Frogtown Park and Farm, a 13-acre park that occupies what was once the hilltop campus of the Amherst H. Wilder Foundation, opened in 2015 with help from the Trust for Public Land and the city of St. Paul. That first year, workers hauled in more than 200 tons of soil and planted cover crops to protect it over the farm’s first winter. In 2016, Frogtown Farm started growing food crops on a handful of fields that total about 5 acres.

Using what designers call permaculture, the farm’s systems for water conservation, erosion control and even its plant combinations are meant to help the farm survive for generations. A plastic-sheathed hoop house is used to give plants an early start in an otherwise short Minnesota growing season. The plan was to grow enough food for sale that the farm could also generously give away produce to the area’s most needy families.

Operating on leased park space, Frogtown Farm is one of the largest contiguous urban demonstration farms in the country.

But on a chilly day late last week, there was no farm activity to be seen. The hoop house was open and empty. The farm’s windblown fields were fallow. And only a few dog-walkers and their pets trod the park’s winding paths.

Nura Ahmed, who can see the farm from her house, started volunteering at the farm in its first year. In 2017 and 2018, she was an employee, helping plant and harvest greens, okra, eggplant, cucumbers, strawberries and raspberries. She and her children are heartbroken by the decision to suspend farming, she said.

“It’s not only me. It’s really important to this community,” Ahmed said of the farm and its regular classes for children and adults, who learn about growing food, cooking and baking. “It’s such a nice place to have here.”

Source of pride

Caty Royce, co-director of the Frogtown Neighborhood Association, said the farm has been important to the community for more than just the food it has grown. Since 2009, neighborhood residents have created at least a half-dozen smaller urban gardens, farms and tree parks. At least 10 neighborhood garden plots are expected to ramp up their work to try to fill the void, she said.

But the size and impact of this park grabbed and held the community’s attention — and filled the area’s residents with pride. Frogtown has the least amount of green space of any neighborhood in St. Paul.

“I hope we don’t lose the farm,” Royce said. “Losing the dream of the farm would be the real loss. That would be painful.”

Susan Schmidt, state director of the Trust For Public Land, said the crisis demonstrates the need for accessible open space. And while her group supports the decision not to farm in 2020, “I hope it’s just the one season.”

When asked if city officials are concerned that the decision not to plant in 2020 may signal long-term problems for Frogtown Farm, St.
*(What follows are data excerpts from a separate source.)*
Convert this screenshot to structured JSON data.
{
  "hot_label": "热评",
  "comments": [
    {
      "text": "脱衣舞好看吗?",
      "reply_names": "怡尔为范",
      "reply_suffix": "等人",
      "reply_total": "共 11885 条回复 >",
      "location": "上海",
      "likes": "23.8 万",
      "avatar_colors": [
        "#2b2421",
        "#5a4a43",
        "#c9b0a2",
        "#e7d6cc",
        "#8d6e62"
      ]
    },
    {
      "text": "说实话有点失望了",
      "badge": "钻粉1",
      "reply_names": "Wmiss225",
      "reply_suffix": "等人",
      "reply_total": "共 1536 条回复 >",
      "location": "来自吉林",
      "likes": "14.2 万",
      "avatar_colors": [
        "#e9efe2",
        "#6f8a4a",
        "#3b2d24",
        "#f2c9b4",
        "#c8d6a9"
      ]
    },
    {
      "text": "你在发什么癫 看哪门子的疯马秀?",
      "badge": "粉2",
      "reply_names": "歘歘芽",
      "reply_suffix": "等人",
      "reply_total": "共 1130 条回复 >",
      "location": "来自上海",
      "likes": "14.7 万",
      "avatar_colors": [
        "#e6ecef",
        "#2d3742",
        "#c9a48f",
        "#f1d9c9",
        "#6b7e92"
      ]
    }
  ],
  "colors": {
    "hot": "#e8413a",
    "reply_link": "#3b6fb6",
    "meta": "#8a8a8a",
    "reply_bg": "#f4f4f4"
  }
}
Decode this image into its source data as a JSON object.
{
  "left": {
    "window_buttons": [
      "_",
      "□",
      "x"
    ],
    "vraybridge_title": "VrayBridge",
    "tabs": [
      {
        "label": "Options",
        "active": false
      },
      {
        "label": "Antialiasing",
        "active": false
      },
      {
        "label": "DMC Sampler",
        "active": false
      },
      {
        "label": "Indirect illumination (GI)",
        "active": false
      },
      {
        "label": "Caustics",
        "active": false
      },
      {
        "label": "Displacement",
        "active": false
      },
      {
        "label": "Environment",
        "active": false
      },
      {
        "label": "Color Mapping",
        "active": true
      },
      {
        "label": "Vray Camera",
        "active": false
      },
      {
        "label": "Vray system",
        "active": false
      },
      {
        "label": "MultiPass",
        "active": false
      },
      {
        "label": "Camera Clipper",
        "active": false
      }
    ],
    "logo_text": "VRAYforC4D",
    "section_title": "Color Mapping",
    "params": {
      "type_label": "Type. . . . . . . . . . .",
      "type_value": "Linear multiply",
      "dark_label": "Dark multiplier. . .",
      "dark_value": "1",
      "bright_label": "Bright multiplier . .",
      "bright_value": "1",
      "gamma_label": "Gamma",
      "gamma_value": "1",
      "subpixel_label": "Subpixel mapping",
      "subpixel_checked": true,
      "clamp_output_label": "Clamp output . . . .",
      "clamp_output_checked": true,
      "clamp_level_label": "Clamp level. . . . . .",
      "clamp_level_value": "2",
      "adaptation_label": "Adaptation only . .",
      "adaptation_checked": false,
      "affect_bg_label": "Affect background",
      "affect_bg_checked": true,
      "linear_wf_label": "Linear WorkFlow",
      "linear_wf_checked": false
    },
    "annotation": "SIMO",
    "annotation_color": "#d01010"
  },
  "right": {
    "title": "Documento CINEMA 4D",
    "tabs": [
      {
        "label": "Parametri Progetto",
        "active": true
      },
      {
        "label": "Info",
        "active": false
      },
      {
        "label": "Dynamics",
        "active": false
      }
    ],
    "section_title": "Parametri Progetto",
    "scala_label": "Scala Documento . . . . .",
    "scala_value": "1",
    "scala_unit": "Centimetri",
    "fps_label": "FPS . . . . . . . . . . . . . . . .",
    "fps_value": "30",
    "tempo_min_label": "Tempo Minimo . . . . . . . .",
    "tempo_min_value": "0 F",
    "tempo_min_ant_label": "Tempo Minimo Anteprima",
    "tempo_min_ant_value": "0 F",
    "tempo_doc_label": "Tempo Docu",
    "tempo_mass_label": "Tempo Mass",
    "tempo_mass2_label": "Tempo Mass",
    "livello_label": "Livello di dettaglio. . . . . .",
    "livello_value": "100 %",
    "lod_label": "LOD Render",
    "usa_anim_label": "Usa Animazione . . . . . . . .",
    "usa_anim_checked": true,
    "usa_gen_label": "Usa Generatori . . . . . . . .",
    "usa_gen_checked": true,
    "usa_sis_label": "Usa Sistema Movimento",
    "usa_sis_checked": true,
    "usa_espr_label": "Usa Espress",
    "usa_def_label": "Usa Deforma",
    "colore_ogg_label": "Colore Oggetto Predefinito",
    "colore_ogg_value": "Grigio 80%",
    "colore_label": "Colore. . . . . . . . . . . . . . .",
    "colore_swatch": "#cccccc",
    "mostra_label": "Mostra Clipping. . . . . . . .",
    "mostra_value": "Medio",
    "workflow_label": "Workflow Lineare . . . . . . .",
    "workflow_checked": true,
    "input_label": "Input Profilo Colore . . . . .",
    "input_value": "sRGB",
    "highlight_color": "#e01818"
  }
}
Paul Parks and Recreation Director Mike Hahm said it is hard for officials to know.

“Once we are all on the other side of this, we will know more,” he said in a statement.

In an interview late last week, Guyton said the plan even before the coronavirus outbreak was to give one of the farm fields a rest to let its soil recharge. Now, workers will still plant cover crops, prune the fruit trees and pull weeds. The plan is to build up the soil and resume farming next year.

But the farm might be facing issues more threatening than a pandemic. In the statement last week announcing the suspension of the 2020 growing season, Guyton hinted that the recent economic downturn is creating additional challenges to the viability of the nonprofit farm. The falling stock market “will shift and restrict the priorities of many philanthropic resources. We have already received word from some of our partners that their funding priories will be changing,” she wrote.

Increasing community needs, she said, have the farm’s board looking for ways to grow even more food for the area’s poorest families.

“Yes, this season is important,” Guyton said. “But the future is more important. Is there a model where we could produce more food for people who are really poor? In crisis, people are even more marginalized. Can we come up with more money to subsidize for the people who have nothing?”

“We don’t know,” she added. “And if anyone says they know, they’re lying.”